Did you know that on a per square foot basis, they're the most successful retailer in America?
There's a pivotal paragraph in the piece (written by Jerry Useem) in which Steve Jobs credits the success of Apple’s entry into retail on Mickey Drexler urging him to rent a warehouse near the Apple headquarters and build a prototype of the future store to test design concepts before “they build 20 of them”:
"One of the best pieces of advice Mickey ever gave us was to go rent a warehouse and build a prototype of a store, and not, you know, just design it, go build 20 of them, then discover it didn't work," says Jobs. In other words, design it as you would a product. Apple Store Version 0.0 took shape in a warehouse near the Apple campus. "Ron and I had a store all designed," says Jobs, when they were stopped by an insight: The computer was evolving from a simple productivity tool to a "hub" for video, photography, music, information, and so forth. The sale, then, was less about the machine than what you could do with it. But looking at their store, they winced.
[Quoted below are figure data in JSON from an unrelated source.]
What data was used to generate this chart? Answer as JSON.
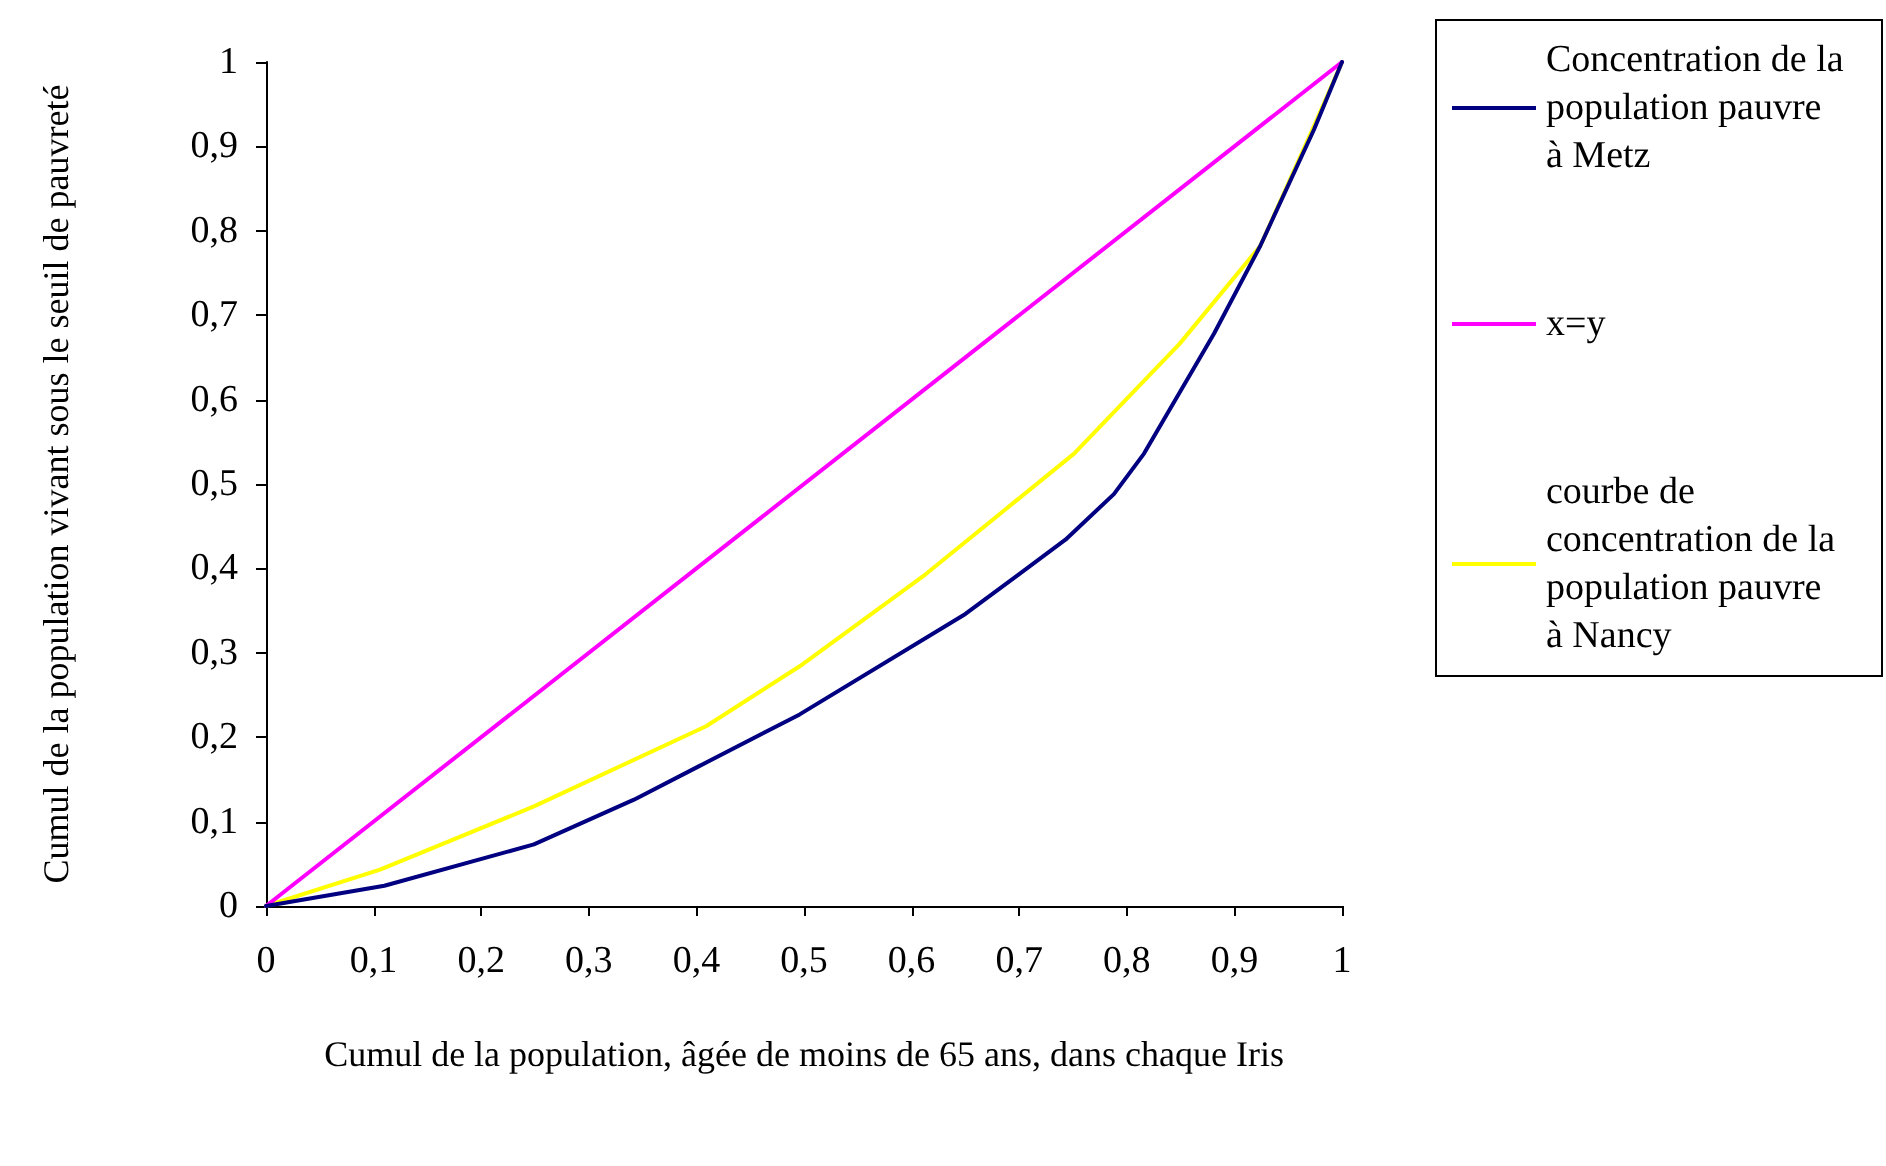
{
  "chart_data": {
    "type": "line",
    "xlabel": "Cumul de la population, âgée de moins de 65 ans, dans chaque Iris",
    "ylabel": "Cumul de la population vivant sous le seuil de pauvreté",
    "xlim": [
      0,
      1
    ],
    "ylim": [
      0,
      1
    ],
    "xticks": [
      0,
      {
        "value": 0.1,
        "label": "0,1"
      },
      {
        "value": 0.2,
        "label": "0,2"
      },
      {
        "value": 0.3,
        "label": "0,3"
      },
      {
        "value": 0.4,
        "label": "0,4"
      },
      {
        "value": 0.5,
        "label": "0,5"
      },
      {
        "value": 0.6,
        "label": "0,6"
      },
      {
        "value": 0.7,
        "label": "0,7"
      },
      {
        "value": 0.8,
        "label": "0,8"
      },
      {
        "value": 0.9,
        "label": "0,9"
      },
      1
    ],
    "yticks": [
      0,
      {
        "value": 0.1,
        "label": "0,1"
      },
      {
        "value": 0.2,
        "label": "0,2"
      },
      {
        "value": 0.3,
        "label": "0,3"
      },
      {
        "value": 0.4,
        "label": "0,4"
      },
      {
        "value": 0.5,
        "label": "0,5"
      },
      {
        "value": 0.6,
        "label": "0,6"
      },
      {
        "value": 0.7,
        "label": "0,7"
      },
      {
        "value": 0.8,
        "label": "0,8"
      },
      {
        "value": 0.9,
        "label": "0,9"
      },
      1
    ],
    "grid": false,
    "legend": "right",
    "marker": "none",
    "line_style": "solid",
    "series": [
      {
        "name": "Concentration de la population pauvre à Metz",
        "color": "#000080",
        "x": [
          0,
          0.11,
          0.249,
          0.342,
          0.403,
          0.496,
          0.65,
          0.743,
          0.788,
          0.816,
          0.881,
          0.924,
          0.974,
          1
        ],
        "values": [
          0,
          0.024,
          0.073,
          0.126,
          0.166,
          0.227,
          0.346,
          0.434,
          0.488,
          0.536,
          0.678,
          0.782,
          0.92,
          1
        ]
      },
      {
        "name": "x=y",
        "color": "#ff00ff",
        "x": [
          0,
          1
        ],
        "values": [
          0,
          1
        ]
      },
      {
        "name": "courbe de concentration de la population pauvre à Nancy",
        "color": "#ffff00",
        "x": [
          0,
          0.106,
          0.249,
          0.409,
          0.496,
          0.613,
          0.751,
          0.849,
          0.924,
          0.974,
          1
        ],
        "values": [
          0,
          0.043,
          0.118,
          0.213,
          0.284,
          0.393,
          0.536,
          0.666,
          0.782,
          0.924,
          1
        ]
      }
    ]
  }
}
The hardware was laid out by product category - in other words, by how the company was organized internally, not by how a customer might actually want to buy things. "We were like, 'Oh, God, we're screwed!'" says Jobs.
But they weren't screwed; they were in a mockup. "So we redesigned it," he says. "And it cost us, I don't know, six, nine months. But it was the right decision by a million miles." When the first store finally opened, in Tysons Corner, Va., only a quarter of it was about product. The rest was arranged around interests: along the right wall, photos, videos, kids; on the left, problems. A third area - the Genius Bar in the back - was Johnson's brainstorm"
Jobs' comments reminded me of the work that we've been doing for Starwood Hotels on their new brand, aloft. One of the most successful campaigns that we did last year was developing a prototype of the upcoming aloft hotel in the virtual world of Second Life.
What a lot of people may not know is that Starwood has also built a full-scale prototype of the design of the aloft lobby and hotel rooms (still in the concept stage) in a massive warehouse in White Plains, NY.
For many months we've been working with the aloft designers, giving them feedback from people who experience the hotel in Second Life. Both the warehouse prototype and the Second Life prototype are now being updated with changes incorporated from feedback and testing in both the warehouse and in Second Life.